Diante disso, a irmã Rosita salienta a importância de promover cada vez mais a visão positiva em relação aos que chegam ao país, pois a grande maioria, na atualidade, não vem a passeio ou turismo, mas se desloca num processo migratório forçado, provocado por diversas causas. “E estas pessoas chegam com muita esperança de recomeçar sua trajetória, dispostas a trabalhar e a contribuir positivamente com a sociedade de acolhida”, acrescenta.
A religiosa aponta que a acolhida aos migrantes e refugiados requer empatia e escuta ativa. “Este deve ser o método habitual quando se trata de dar à pessoa a atenção que merece como ser humano”, cita a diretora do IMDH, “a acolhida deve ser uma expressão sincera e transparente de amor, de verdadeiro reconhecimento que estamos tratando a pessoa que chega, independente de nacionalidade, de raça, de religião, como um ser humano integrante da família humana, à qual todos pertencemos”.
Testemunho
Vinda do Haiti, Gloriane Antoine migrou para o Brasil em 2012 por medo do futuro dos filhos após o terremoto que atingiu o país centroamericano dois anos antes. Professora por formação, ela também é a fundadora e atual presidente de uma associação em prol de migrantes e refugiados.

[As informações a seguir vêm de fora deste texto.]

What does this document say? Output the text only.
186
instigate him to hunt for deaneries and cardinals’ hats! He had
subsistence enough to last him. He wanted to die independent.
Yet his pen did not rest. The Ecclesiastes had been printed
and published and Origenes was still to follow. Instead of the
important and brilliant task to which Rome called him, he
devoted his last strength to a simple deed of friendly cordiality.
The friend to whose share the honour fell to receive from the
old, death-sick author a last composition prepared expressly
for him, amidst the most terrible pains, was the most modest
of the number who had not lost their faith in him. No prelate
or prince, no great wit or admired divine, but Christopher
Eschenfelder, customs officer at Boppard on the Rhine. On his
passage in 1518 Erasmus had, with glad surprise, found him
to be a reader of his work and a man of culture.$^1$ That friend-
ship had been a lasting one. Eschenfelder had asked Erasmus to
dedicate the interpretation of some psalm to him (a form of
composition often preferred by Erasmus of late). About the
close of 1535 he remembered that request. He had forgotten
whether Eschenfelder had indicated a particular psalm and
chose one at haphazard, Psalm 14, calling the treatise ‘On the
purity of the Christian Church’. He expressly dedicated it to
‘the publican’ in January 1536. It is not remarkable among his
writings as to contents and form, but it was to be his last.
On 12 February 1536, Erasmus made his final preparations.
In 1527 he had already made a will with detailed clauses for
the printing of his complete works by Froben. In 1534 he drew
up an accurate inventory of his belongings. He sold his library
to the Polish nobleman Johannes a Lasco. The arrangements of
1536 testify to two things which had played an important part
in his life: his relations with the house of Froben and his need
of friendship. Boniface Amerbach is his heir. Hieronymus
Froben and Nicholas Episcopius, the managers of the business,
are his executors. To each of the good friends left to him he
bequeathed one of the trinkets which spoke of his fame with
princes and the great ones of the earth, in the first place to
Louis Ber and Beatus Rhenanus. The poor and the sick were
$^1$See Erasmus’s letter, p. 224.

Ela recorda que conheceu a irmã Rosita e o IMDH em uma mesa promovida pelo Ministério da Justiça. A partir daquele dia, surgiu uma parceria entre ambas, e Gloriane destaca a acolhida recebida. “Ela foi a primeira pessoa que chegou até mim, me ouviu, me questionou e perguntou o que eu preciso e me ajudou sem nenhuma necessidade de troca”, partilha.
Se por um lado Gloriane exalta o acolhimento recebido no Brasil, “o melhor do mundo” se comparado ao que seus amigos receberam em outros países, ela também reconhece que existe o preconceito na integração social, econômica e intelectual.
“Eu me conformo, porque se eu não me conformar, eu vou me quebrar. Eu não sei como fugir, porque eu tenho meus filhos e não tenho dinheiro suficiente para fugir. Mas, falando por mim, aqui é melhor do que os outros lugares que meus amigos foram. Então, eu estou fazendo tudo para me adaptar depois de 12 anos aqui no Brasil”, expressa Gloriane.
Ela também alerta para a cultura do descarte, denunciando a visão do ser humano enquanto algo descartável. Neste sentido, Gloriane enfatiza o trabalho realizado por associações dedicadas a amenizar a dor de cada ser humano. “A Terra é para o ser humano, mas não é um país para cada grupo”, conclui.